La seconda parte della conferenza è stata dedicata da p. Samir al ruolo storico e culturale dei cristiani in Medio Oriente. Nella storiografia araba ci sono due periodi che vengono definiti “Rinascimento”: il primo a Baghdad tra il X e il XII secolo; il secondo, in Egitto, dal 1840 alla rivoluzione nasseriana (1952). In entrambi questi periodi di splendore i cristiani hanno avuto un ruolo fondamentale.
Nel primo rinascimento furono i cristiani siro-persiani, eredi dell’Accademia di Gundishapur, a tradurre in arabo i testi greci per la "Casa della Sapienza" di Baghdad, fondata nel IX secolo dal califfo illuminato al-Ma’mun. Così si è trasmesso il sapere dei Greci in campo medico, astronomico, matematico… Nel XII secolo il grande filosofo musulmano Averroè trasmise tutta questa eredità in Spagna. Spesso si dice per questo che la cultura occidentale deve molto all’Islam. In realtà Averroè riprese, perfezionandola, l’opera del filosofo Abu Zakariyya Ya’ya ibn ’Adi, che era un cristiano siriaco. Quindi bisognerebbe dire più correttamente che c’è stato un influsso degli arabi, anzitutto cristiani e poi, alcuni di loro, musulmani.
Il secondo rinascimento arabo ebbe luogo in Egitto, dopo l’occupazione napoleonica. Il pascià Mehmet Alì si rese conto della superiorità scientifica della Francia e inviò i migliori studiosi egiziani a Parigi, favorendo così la nascita dell’Egitto moderno. Ma non furono soltanto gli europei a rinnovare la cultura araba. Furono i cristiani del Libano, sconfitti nel 1860 dai Drusi, che si rifugiarono in Egitto e contribuirono allo sviluppo culturale di quel Paese.
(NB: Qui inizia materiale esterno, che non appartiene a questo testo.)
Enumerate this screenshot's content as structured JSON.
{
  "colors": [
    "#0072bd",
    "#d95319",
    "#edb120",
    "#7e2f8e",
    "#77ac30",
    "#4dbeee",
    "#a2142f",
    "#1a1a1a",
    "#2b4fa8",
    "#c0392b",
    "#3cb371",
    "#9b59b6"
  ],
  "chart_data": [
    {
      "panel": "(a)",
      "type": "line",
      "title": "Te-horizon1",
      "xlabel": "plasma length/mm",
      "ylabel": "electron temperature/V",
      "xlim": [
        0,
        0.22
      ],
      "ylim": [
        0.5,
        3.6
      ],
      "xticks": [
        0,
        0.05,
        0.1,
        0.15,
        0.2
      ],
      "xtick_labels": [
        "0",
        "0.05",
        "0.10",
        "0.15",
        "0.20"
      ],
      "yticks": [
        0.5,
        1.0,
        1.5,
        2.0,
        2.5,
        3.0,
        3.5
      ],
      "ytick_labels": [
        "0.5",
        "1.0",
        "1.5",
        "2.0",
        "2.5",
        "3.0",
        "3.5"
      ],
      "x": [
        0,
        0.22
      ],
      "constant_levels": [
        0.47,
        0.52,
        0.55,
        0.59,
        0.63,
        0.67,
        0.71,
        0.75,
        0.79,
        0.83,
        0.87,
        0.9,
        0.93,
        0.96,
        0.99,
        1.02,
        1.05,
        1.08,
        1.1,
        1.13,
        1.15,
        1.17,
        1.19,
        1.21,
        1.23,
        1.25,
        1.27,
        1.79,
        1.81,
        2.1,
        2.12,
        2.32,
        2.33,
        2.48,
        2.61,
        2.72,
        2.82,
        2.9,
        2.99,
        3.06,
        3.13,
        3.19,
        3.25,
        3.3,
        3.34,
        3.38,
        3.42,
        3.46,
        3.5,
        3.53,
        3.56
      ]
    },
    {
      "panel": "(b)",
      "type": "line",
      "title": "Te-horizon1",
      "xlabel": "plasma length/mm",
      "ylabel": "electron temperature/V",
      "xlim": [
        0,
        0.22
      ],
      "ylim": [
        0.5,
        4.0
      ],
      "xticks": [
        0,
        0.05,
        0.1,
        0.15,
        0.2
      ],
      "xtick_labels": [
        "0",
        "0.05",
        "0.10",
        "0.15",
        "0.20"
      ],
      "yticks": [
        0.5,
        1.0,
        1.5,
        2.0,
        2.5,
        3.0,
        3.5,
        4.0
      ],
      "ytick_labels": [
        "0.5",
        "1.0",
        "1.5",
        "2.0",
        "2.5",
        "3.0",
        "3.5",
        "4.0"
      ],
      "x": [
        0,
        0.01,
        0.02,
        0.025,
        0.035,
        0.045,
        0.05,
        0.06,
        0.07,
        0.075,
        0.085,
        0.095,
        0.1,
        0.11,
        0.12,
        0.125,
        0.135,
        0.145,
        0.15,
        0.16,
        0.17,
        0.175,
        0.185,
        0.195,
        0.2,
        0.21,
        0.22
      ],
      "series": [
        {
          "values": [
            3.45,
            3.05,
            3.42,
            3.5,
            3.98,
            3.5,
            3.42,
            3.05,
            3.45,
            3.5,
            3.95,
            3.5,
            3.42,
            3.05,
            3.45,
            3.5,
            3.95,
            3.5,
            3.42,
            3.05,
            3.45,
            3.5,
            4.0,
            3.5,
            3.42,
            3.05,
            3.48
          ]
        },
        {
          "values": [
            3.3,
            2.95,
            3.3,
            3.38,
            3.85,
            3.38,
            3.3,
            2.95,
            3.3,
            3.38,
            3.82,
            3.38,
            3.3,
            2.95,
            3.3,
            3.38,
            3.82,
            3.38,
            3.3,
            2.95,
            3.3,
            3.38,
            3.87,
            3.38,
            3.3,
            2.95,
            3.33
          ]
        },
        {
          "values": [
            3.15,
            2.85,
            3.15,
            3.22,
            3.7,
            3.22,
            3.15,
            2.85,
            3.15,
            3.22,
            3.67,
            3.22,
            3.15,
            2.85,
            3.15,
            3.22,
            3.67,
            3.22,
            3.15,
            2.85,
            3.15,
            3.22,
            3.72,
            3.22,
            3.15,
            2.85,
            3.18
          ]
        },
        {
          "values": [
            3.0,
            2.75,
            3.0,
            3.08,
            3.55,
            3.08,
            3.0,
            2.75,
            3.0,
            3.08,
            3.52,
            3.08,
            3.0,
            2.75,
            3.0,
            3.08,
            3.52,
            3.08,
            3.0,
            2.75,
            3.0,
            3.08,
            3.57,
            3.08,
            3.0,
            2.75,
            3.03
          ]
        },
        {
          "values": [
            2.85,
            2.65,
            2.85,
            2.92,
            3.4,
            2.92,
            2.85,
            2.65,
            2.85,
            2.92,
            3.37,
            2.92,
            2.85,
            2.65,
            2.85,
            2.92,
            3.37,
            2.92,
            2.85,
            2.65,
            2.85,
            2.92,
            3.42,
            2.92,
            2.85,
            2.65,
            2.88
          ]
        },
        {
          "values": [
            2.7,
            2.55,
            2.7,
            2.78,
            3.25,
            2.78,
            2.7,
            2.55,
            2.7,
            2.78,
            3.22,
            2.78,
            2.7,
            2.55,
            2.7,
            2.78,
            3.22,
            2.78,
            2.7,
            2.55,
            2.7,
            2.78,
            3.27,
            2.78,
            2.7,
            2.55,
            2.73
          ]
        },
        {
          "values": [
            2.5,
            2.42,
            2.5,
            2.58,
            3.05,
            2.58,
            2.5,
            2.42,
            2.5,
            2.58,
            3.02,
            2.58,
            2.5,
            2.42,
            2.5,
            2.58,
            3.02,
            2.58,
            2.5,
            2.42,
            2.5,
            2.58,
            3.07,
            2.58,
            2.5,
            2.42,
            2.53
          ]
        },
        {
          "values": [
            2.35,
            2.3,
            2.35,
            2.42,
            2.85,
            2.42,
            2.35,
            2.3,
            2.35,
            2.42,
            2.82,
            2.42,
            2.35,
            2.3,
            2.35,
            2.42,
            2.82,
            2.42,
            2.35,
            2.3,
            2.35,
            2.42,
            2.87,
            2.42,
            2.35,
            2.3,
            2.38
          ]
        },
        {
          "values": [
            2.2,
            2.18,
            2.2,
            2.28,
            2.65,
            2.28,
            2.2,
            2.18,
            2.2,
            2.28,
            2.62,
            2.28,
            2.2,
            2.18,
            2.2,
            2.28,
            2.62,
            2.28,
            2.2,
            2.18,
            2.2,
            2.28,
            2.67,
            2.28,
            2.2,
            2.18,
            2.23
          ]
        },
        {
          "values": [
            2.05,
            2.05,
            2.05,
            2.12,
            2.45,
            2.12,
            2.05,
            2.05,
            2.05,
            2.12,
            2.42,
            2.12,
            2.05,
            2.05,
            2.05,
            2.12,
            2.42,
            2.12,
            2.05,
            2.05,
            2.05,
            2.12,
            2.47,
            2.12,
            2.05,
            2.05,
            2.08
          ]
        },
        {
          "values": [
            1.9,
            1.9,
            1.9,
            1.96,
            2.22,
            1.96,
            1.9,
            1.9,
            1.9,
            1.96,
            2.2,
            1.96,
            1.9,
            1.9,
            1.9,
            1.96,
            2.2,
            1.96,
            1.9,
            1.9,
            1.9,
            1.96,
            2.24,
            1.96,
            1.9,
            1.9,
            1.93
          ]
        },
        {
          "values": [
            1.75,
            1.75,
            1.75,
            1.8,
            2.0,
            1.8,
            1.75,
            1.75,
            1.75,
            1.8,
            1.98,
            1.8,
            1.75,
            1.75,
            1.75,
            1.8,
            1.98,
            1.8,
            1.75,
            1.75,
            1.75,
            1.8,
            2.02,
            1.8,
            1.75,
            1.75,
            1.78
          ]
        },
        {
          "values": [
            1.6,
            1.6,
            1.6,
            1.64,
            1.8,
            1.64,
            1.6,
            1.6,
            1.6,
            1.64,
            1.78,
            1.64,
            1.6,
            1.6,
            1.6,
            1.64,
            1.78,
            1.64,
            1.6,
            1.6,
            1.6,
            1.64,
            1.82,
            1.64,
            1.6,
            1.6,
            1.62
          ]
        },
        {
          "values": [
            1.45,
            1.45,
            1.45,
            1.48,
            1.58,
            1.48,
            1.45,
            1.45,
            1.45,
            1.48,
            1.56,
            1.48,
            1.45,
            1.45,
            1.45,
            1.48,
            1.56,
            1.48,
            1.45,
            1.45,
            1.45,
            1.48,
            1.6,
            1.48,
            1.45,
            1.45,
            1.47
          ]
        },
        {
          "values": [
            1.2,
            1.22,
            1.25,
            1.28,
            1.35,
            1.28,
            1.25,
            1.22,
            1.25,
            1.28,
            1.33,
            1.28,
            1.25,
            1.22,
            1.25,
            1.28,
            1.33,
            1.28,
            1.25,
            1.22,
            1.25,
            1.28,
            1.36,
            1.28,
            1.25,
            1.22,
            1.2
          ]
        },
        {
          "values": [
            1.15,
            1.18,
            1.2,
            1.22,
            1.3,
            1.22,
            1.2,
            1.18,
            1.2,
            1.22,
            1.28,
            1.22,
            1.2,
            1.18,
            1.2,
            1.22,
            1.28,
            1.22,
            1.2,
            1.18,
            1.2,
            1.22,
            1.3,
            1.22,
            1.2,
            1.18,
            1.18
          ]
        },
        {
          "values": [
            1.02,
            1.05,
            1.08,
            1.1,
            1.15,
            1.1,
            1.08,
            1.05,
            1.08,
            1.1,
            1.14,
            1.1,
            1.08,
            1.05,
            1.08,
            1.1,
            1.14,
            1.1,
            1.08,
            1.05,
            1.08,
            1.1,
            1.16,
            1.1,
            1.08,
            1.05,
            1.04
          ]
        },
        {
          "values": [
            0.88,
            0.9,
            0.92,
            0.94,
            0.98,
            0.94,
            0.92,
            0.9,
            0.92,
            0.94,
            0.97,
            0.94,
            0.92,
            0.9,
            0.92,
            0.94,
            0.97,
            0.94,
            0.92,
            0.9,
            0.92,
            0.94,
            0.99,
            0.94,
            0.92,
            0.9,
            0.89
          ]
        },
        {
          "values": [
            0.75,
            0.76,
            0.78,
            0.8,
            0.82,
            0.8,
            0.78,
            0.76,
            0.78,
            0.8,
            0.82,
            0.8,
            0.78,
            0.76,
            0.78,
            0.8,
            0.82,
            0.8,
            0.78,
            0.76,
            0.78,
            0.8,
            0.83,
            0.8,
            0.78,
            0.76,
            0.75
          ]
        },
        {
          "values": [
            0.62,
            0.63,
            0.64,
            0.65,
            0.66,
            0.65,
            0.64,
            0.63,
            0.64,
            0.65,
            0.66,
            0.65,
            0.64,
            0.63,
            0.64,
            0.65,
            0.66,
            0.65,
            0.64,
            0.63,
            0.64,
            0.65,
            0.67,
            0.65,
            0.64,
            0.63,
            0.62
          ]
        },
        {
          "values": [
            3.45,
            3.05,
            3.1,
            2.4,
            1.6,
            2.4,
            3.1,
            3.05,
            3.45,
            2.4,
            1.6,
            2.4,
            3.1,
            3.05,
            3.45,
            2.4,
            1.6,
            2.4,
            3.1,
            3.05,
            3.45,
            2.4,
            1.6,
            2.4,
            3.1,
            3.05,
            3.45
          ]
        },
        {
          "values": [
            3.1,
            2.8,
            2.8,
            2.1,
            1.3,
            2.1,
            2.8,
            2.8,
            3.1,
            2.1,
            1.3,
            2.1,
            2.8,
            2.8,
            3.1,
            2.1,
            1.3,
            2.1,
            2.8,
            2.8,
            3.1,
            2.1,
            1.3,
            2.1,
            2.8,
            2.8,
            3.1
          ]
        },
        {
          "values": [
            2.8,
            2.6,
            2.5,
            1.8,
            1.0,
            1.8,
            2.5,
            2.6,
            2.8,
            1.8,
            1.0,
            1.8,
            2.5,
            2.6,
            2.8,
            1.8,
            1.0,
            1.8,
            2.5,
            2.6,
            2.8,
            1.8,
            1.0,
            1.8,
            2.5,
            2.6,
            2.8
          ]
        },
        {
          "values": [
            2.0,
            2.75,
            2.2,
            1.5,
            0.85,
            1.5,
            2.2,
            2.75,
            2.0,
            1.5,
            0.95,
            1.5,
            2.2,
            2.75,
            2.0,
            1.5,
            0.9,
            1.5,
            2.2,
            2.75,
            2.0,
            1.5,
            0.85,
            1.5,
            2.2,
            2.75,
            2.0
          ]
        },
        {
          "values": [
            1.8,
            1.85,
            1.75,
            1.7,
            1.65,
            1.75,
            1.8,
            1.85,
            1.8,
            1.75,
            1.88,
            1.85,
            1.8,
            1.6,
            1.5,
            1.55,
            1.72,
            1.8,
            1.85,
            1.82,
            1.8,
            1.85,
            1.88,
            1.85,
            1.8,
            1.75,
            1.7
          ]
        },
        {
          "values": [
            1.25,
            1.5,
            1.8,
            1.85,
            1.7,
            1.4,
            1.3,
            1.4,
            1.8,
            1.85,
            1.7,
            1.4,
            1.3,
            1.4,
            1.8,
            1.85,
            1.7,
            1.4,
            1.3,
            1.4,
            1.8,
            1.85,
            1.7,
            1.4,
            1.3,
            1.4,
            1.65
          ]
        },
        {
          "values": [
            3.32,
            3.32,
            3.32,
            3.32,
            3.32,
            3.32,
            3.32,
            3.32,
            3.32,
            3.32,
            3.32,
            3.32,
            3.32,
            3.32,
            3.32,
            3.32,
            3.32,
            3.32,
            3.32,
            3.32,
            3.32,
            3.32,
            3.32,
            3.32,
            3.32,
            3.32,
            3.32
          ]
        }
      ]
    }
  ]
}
Furono dei cristiani libanesi, ad esempio, a fondare i due principali quotidiani egiziani in lingua araba, ancora oggi attivi. In tutti i campi, dalla tecnologia al commercio alla letteratura, i cristiani in Medio Oriente hanno avuto un grande ruolo, benché la loro presenza non superi il 3% della popolazione. Oggi anche in Europa ai cristiani spetta un ruolo fondamentale per il rinnovamento della cultura.